Customer Rating:      Summary: Meh Comment: Having raised several Labradors from puppyhood to senescence, I was quite taken by Marley's hilarious and ultimately tragic tale. Grogan perfectly describes the incredible stubbornness and insanity of a Labrador's temperament. As for the rest of the book: I'm sure in the author's mind, the story of the his marriage/family/career is inseparable from the story of his dog, but... it was totally self-absorbed and utterly banal. His thoughts on mortality and the legacy of 9/11 were one of the most trite, sentimental, unoriginal things I have ever read. He'd do well writing for the NYPost.
Customer Rating:      Summary: Not exactly running to finish it... Comment: My cherished Rottweiler that I had since I was an adolescent died right before her 12th birthday. Unlike Grogan, she was always in the care of an adoring family member when I traveled. I brought her home to pass away in my arms rather than leaving her in a clinic after spending close to $3,000 I didn't have to give her a comfortable natural death surrounded by those who loved her. Thinking I could use some comfort and some insight into the Labrador breed, since I brought 2 Lab sibling puppies into my home a few months before, I decided to buy a copy of this book.

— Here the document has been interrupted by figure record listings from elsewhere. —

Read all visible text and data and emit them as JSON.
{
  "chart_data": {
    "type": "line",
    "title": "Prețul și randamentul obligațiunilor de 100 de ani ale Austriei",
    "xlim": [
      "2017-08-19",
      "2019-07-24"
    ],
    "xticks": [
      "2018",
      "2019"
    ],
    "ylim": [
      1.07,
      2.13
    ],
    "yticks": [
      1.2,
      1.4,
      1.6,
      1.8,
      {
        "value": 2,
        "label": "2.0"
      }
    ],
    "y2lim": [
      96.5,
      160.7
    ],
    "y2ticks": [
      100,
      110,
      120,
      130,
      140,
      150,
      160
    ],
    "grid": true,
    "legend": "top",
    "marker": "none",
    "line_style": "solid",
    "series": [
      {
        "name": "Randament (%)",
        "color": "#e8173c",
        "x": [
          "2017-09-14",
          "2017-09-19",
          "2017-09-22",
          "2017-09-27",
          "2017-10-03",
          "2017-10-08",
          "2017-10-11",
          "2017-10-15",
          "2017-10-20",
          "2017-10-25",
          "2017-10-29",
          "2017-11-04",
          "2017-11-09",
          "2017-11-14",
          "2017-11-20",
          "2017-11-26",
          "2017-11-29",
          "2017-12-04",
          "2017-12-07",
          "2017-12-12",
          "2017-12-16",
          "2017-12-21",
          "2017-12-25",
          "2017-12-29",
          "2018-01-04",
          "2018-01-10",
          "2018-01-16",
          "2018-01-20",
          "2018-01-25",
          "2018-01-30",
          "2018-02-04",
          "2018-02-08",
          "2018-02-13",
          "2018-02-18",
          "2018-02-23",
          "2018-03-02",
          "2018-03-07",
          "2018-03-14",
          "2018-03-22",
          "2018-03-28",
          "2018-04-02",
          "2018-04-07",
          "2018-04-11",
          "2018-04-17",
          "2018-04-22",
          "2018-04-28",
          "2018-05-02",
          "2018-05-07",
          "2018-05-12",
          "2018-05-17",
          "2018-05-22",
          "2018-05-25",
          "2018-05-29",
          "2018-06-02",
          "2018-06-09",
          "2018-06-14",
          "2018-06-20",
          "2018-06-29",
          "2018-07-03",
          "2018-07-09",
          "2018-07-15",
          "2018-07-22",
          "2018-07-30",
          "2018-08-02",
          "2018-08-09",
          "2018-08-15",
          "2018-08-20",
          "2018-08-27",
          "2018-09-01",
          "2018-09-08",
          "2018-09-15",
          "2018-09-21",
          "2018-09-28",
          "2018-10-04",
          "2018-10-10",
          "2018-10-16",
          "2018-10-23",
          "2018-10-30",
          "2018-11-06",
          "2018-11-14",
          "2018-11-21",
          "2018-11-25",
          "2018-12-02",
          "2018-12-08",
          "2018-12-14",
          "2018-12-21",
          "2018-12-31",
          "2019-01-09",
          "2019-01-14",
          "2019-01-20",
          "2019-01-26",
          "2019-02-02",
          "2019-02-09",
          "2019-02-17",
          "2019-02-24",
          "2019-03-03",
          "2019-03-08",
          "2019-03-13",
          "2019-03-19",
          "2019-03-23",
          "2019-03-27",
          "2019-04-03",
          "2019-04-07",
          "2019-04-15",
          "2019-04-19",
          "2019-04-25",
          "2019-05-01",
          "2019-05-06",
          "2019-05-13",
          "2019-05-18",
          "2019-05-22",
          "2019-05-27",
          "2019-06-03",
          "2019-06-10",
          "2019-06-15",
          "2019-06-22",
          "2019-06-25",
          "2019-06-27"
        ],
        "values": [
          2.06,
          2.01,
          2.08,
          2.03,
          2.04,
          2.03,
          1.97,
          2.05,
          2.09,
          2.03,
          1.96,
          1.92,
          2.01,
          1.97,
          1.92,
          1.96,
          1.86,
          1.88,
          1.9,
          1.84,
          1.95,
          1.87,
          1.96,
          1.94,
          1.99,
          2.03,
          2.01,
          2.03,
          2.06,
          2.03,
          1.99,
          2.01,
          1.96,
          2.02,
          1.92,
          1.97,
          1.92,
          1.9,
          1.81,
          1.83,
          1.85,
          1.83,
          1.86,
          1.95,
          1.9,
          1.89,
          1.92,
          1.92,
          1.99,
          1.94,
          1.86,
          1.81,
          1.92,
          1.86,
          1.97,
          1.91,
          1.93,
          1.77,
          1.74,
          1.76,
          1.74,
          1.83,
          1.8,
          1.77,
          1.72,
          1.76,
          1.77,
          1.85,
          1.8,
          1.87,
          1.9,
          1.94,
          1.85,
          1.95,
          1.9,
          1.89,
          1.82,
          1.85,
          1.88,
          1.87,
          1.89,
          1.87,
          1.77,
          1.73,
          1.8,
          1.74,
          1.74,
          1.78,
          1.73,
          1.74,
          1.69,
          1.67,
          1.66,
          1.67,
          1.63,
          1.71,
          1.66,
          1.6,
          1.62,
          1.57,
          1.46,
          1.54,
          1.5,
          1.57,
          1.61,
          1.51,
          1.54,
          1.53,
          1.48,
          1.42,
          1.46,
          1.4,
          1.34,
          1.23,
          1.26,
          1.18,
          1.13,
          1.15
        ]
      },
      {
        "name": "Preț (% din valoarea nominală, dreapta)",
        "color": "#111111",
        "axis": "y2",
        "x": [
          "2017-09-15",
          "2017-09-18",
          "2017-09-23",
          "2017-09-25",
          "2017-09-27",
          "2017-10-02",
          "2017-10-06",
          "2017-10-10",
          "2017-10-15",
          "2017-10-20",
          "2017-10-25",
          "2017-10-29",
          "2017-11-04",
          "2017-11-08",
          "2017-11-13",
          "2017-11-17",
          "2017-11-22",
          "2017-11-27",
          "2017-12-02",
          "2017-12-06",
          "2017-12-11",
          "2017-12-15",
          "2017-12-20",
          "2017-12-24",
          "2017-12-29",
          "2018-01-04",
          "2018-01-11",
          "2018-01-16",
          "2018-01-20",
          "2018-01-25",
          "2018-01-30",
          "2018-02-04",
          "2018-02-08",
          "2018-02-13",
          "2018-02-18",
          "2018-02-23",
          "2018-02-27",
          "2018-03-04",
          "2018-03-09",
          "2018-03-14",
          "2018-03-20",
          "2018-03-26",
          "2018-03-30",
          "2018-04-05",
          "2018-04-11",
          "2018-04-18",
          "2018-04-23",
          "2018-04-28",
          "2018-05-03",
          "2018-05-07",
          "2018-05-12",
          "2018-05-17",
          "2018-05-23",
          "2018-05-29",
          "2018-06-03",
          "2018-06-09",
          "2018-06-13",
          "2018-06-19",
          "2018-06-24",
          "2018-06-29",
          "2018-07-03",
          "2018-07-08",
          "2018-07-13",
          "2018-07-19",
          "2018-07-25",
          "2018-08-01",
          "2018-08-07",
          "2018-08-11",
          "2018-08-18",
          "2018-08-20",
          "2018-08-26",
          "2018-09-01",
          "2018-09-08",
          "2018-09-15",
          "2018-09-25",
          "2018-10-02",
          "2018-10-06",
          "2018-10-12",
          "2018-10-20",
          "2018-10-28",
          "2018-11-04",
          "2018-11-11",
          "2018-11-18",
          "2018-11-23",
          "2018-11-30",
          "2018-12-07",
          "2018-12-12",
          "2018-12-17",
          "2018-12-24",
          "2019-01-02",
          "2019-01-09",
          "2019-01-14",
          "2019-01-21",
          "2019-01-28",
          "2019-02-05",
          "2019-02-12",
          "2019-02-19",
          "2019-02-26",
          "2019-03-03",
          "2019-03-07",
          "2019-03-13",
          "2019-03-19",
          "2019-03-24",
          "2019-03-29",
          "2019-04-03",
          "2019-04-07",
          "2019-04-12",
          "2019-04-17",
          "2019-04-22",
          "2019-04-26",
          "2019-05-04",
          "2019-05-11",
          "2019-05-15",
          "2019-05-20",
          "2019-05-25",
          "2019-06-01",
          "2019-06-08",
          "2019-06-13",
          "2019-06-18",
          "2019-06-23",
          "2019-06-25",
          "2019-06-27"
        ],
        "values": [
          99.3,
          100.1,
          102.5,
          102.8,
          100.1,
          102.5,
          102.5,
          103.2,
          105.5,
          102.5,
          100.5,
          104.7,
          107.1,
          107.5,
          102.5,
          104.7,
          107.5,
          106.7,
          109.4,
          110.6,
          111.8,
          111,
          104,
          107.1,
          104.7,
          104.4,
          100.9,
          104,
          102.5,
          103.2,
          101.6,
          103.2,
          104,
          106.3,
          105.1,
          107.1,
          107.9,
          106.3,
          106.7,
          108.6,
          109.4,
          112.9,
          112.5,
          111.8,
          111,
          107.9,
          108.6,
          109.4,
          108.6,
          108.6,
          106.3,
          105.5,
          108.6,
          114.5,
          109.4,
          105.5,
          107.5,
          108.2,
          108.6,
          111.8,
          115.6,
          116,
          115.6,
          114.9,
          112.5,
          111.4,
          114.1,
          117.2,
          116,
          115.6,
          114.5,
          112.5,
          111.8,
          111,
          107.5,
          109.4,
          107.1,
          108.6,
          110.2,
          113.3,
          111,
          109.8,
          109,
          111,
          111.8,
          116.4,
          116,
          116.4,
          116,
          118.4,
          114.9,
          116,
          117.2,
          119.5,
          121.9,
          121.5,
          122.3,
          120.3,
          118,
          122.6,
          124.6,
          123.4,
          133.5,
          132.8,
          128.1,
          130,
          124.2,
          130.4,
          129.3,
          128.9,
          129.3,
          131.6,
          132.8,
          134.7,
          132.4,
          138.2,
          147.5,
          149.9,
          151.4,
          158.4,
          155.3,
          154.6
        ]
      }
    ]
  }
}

Let's put it this way. My 2 lab puppies were left for dead in a small Texas town on the side of a highway. They were infested with parasites, showed signs of being beaten, starving to death, and nearly feral. Despite this adversity, these are two very loving, well-trained creatures. With minimal training and me holding a full-time job, mind you. This dog was beyond neurotic...and I wonder if it's really the dog that is to blame? Garage banishment, babies running around all over the place, a high-strung wife having miscarriages, and the author just like "ok, whatever, bad Marley, bad!" These are highly perceptive creatures sensitive to the world around them...I would be neurotic too!
They should call this book "Marley and Me: a Trying to Conceive Journey." I am a single female surrounded by many women my age who seem to want to do nothing more than to have babies. If I wanted to have babies, I'd go very well ahead and start trying to have a baby, and get books specifically to help me in that purpose. What sort of uncouth individual, and what self-respecting wife, tolerates her husband providing intimate details about their copulatory habits? I started feeling vomit in the side of my mouth at some points.
I grow ill with the way that these folks with these entitled lives (getting up at 9am for a workday to read the newspaper? must be nice!) think they have to inundate us with every little detail of their screwed up personal lives and then they can just call it a "memoir." This dog was seriously wronged by its owners. Just because you're upper middle class and behave "mainstream" does not entitle you to abuse others, whether two legged or four legged. We are all different, some of us are a little more neurotic than others, but when you get a dog, you choose to accept that dog for who it is and what it stands for in your life.
Just my two cents.
Customer Rating:      Summary: Very funny but so, so sad Comment: Lots of cute and funny stories about Marley. Yes, the author is a little self-serving and there really is no introspection here (unless you count what Marley's doing - he's the most insightful character in the book, but maybe that's a good thing). I laughed out loud a lot. I also resolved never to get a Lab. I sobbed my eyes out towards the end of the book - I don't even think I've ever cried before while reading a book, much less sobbed. I actually took off a point for that - it's just too heartbreaking - and for the long-winded ending. I can recommend the book with reservations - if you are OK with being just as sad at parts as you are happy at others, go for it. But if you are looking for light-hearted escapism, choose something else.